B cell-intrinsic MyD88 signaling controls IFN-γ-mediated early IgG2c class switching in mice in response to a particulate adjuvant.

Adjuvants improve the potency of vaccines, but the modes of action (MOAs) of most adjuvants are largely unknown. TLR-dependent and -independent innate immune signaling through the adaptor molecule MyD88 has been shown to be pivotal to the effects of most adjuvants; however, MyD88's involvement in the TLR-independent MOAs of adjuvants is poorly understood. Here, using the T-dependent antigen NIPOVA and a unique particulate adjuvant called synthetic hemozoin (sHZ), we show that MyD88 is required for early GC formation and enhanced antibody class-switch recombination (CSR) in mice. Using cell-type-specific MyD88 KO mice, we found that IgG2c class switching, but not IgG1 class switching, was controlled by B cell-intrinsic MyD88 signaling. Notably, IFN-γ produced by various cells including T cells, NK cells, and dendritic cells was the primary cytokine for IgG2c CSR and B-cell intrinsic MyD88 is required for IFN-γ production. Moreover, IFN-γ receptor (IFNγR) deficiency abolished sHZ-induced IgG2c production, while recombinant IFN-γ administration successfully rescued IgG2c CSR impairment in mice lacking B-cell intrinsic MyD88. Together, our results show that B cell-intrinsic MyD88 signaling is involved in the MOA of certain particulate adjuvants and this may enhance our specific understanding of how adjuvants and vaccines work.
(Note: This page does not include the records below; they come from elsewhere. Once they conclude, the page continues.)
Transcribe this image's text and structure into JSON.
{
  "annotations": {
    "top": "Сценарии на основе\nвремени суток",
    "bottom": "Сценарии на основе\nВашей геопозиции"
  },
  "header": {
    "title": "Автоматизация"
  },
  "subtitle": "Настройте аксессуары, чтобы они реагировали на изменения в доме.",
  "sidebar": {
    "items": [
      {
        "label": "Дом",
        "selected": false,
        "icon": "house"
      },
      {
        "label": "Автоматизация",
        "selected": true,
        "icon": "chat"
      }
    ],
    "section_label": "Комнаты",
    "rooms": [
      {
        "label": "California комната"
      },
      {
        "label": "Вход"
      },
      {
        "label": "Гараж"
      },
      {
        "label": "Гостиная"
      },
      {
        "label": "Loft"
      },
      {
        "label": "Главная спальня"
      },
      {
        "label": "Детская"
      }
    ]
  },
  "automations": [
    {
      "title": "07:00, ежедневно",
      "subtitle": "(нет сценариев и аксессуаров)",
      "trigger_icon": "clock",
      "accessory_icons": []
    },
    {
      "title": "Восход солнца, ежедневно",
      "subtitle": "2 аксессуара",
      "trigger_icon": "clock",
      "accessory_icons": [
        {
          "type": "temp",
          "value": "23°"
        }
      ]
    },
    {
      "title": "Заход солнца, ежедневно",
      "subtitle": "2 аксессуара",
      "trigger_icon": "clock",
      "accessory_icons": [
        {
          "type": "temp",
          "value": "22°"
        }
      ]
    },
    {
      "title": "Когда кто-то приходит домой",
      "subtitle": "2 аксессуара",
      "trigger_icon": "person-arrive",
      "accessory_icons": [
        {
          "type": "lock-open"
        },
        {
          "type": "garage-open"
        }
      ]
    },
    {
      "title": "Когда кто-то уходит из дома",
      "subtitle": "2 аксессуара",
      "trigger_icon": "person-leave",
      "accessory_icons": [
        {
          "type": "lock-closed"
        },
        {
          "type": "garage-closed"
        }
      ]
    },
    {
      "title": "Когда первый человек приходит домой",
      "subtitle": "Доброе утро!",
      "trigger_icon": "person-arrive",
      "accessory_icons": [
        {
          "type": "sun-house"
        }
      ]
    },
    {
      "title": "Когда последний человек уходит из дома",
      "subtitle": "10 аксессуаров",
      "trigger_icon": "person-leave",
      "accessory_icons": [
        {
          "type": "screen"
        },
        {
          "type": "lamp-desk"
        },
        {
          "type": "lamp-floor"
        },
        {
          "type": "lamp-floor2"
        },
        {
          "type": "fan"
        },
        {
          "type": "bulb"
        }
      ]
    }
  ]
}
Current status of synthetic hemozoin adjuvant: A preliminary safety evaluation.

Although adjuvants are a "must-have" component of successful vaccines, there are very few adjuvants licensed for use in humans, there is therefore an urgent need to develop new and safer adjuvants. Synthetic hemozoin (sHZ), a chemical analog of hemozoin which is produced by the malaria parasite, exhibits a potent adjuvant effect which enhances antigen-specific immune responses to vaccines. The potency of sHZ adjuvanticity is not limited to malaria specific vaccines, it has also been demonstrated to be effective in influenza and dog allergy models. While the synthesis of uniformly sized sHZ with consistent characteristics has proven difficult, we have recently successfully optimized the manufacture of sHZ product with an optimal adjuvant effect. Here, we summarize recent developments on the adjuvant properties of optimized sHZ adjuvant, including its good laboratory practice (GLP) non-clinical safety profile in animals. These studies ensure the safety of optimized sHZ product to be readily used as vaccine adjuvant beforehand in veterinary medicine.

The malarial metabolite hemozoin and its potential use as a vaccine adjuvant.
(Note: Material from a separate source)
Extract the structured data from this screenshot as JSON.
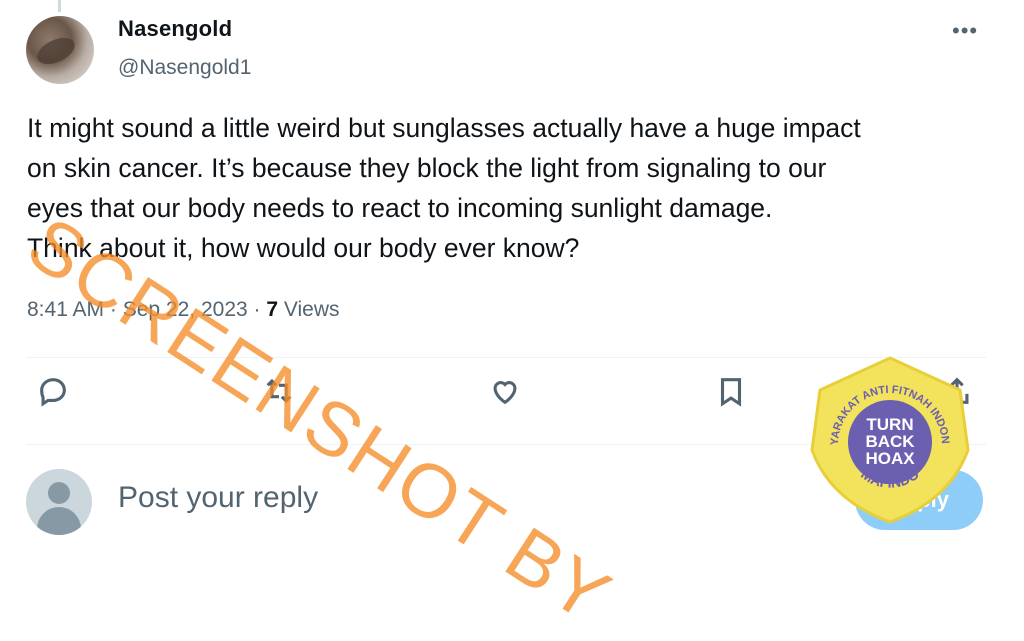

Hemozoin, a bio-crystalline substance, is a hemin detoxification by-product of malaria parasites. The role of hemozoin crystals in host immune system modulation by malaria parasites, and how they interact with the immune system has been enigmatic. Here, we summarize recent progress in our understanding of how hemozoin might be interacting with the host immune system. In particular, the potential application of hemozoin crystals as an adjuvant may provide insights into the molecular mechanisms involved in immune responses to malarial infection and provide a rationale for the design of vaccines against malaria as well as other immunological disorders such as allergies.

Immunogenicity of whole-parasite vaccines against Plasmodium falciparum involves malarial hemozoin and host TLR9.

Although whole-parasite vaccine strategies for malaria infection have regained attention, their immunological mechanisms of action remain unclear. We find that immunization of mice with a crude blood stage extract of the malaria parasite Plasmodium falciparum elicits parasite antigen-specific immune responses via Toll-like receptor (TLR) 9 and that the malarial heme-detoxification byproduct, hemozoin (HZ), but not malarial DNA, produces a potent adjuvant effect. Malarial and synthetic (s)HZ bound TLR9 directly to induce conformational changes in the receptor. The adjuvant effect of sHZ depended on its method of synthesis and particle size. Although natural HZ acts as a TLR9 ligand, the adjuvant effects of synthetic HZ are independent of TLR9 or the NLRP3-inflammasome but are dependent on MyD88. The adjuvant function of sHZ was further validated in a canine antiallergen vaccine model. Thus, HZ can influence adaptive immune responses to malaria infection and may have therapeutic value in vaccine adjuvant development.